Form vs. Substanz
Form vs. Substanz
Heute wurde ich daran erinnert, dass ich doch ein höflicher Mensch sei. Man forderte mich (wie schon früher mehrfach) dazu auf, nicht länger mit Bildung, Unterstützung, Mitleid und Aufklärung um mich zu werfen - für derlei bestehe an dieser Stelle kein Bedarf. Stattdessen möge ich doch bitte Anstand und Respekt walten lassen, indem ich dort eben nichts mehr hinschicke.
Wisst Ihr, wann’s auf Tischmanieren ankommt?
Dann, wenn Ihr einen guten Eindruck zu machen versucht.
Wisst Ihr, wann ein guter Eindruck Euch nichts hilft?
Dann, wenn Ihr selber auf der Speisekarte steht.
Es gibt einige unter uns, die finden es überflüssig, immer neue Blickwinkel einzunehmen, um die Dinge von möglichst vielen Seiten zu betrachten. Sie fürchten, dadurch vielleicht nicht den Eindruck zu erwecken, den zu machen sie sich schon ihr ganzes Leben lang anstrengen, und der davon abhängt, dass sie schnell und geschickt auf ausgetretenen Pfaden wandeln.
Auf ihrem Grabstein wird dereinst stehen: Er hat jederzeit perfekt die Form gewahrt.
Anderen ist der äussere Eindruck egal. Sie hören nie auf zu lernen, und unter Bildung verstehen sie weniger ein abgeschlossenes Pflichtprogramm als vielmehr einen unaufhörlichen Prozess. Weil sie, wie alle Menschen, immer wieder auf dem Holzweg sind, geben sie sich nicht mit einem einzigen Weg zufrieden - sie suchen, betrachten und beschreiten so viele sie können. Was immer ihnen an Neuem begegnet nehmen sie mit Interesse zur Kenntnis, ohne sich im Geringsten dadurch belästigt zu fühlen - manches verwerfen sie, anderes wird zum Teil ihrer Weltanschauung „befördert“. Sie bleiben nicht stehen, weil sie innerlich weiterkommen wollen.

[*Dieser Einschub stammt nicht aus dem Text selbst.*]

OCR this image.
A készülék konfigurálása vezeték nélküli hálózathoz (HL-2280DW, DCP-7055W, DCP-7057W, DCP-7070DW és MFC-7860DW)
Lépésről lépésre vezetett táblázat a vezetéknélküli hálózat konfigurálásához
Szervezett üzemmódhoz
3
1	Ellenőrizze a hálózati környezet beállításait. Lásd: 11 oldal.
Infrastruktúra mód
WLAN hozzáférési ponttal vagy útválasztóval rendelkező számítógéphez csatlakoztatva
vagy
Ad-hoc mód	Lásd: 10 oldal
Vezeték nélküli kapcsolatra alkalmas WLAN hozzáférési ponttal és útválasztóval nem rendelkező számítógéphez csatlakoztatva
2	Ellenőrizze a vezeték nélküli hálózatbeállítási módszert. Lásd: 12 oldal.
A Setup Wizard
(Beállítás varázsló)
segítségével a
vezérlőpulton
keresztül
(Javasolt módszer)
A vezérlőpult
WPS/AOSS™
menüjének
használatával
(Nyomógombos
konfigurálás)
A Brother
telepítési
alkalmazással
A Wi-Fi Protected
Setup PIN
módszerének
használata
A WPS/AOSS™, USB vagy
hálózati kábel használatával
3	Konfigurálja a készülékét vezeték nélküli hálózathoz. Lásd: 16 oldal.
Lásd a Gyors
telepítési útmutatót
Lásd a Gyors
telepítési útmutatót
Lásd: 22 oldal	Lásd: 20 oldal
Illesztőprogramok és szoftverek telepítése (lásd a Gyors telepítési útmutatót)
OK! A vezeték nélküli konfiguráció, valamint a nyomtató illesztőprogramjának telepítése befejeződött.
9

Auf ihrem Grabstein wird man lesen: Er wollte verstehen.
Den Formwahrern sind Unterstützung, Mitleid und Aufklärung vermutlich lästig.
Formwahren frisst viel Energie und gibt einem nichts zurück.
Unter Anstand und Respekt versteht ein Formwahrer alles, was ihm das Formwahren erleichtert - aber nichts, was es relativieren oder gar erschweren könnte. (Höflichkeit, als reines Formkriterium, ist selbstverständlicher Teil des Programms.)
Den Sinnsuchern hingegen sind Unterstützung, Mitleid und Aufklärung
nur eine weitere Schattierung in dem reichen Spektrum, in dem sie sich bewegen.
Sie, denen ständig neue Lichter aufgehen, nutzen absolut alles als Zündfunken.
Anstand und Respekt sind für den Sinnsucher dort zu finden, wo seinem hungrigen Geist Nahrung geboten wird - und zwar möglichst gehaltvolle.
(Formkriterien wie Höflichkeit laufen da bestenfalls begleitend mit - als ein „nice to have“, aber gewiss nicht als strenges Diktat.)
Wir haben es demnach mit ganz unterschiedlichen inhaltlichen Auffassungen der beiden Begriffe Anstand und Respekt zu tun.
Bei den einen beziehen sie sich auf die Form, bei den anderen auf die Substanz.
Aber ich schreibe schon wieder wie für einen Sinnsucher.
Dem Formwahrer hätte es genügt, wenn ich einfach schweige.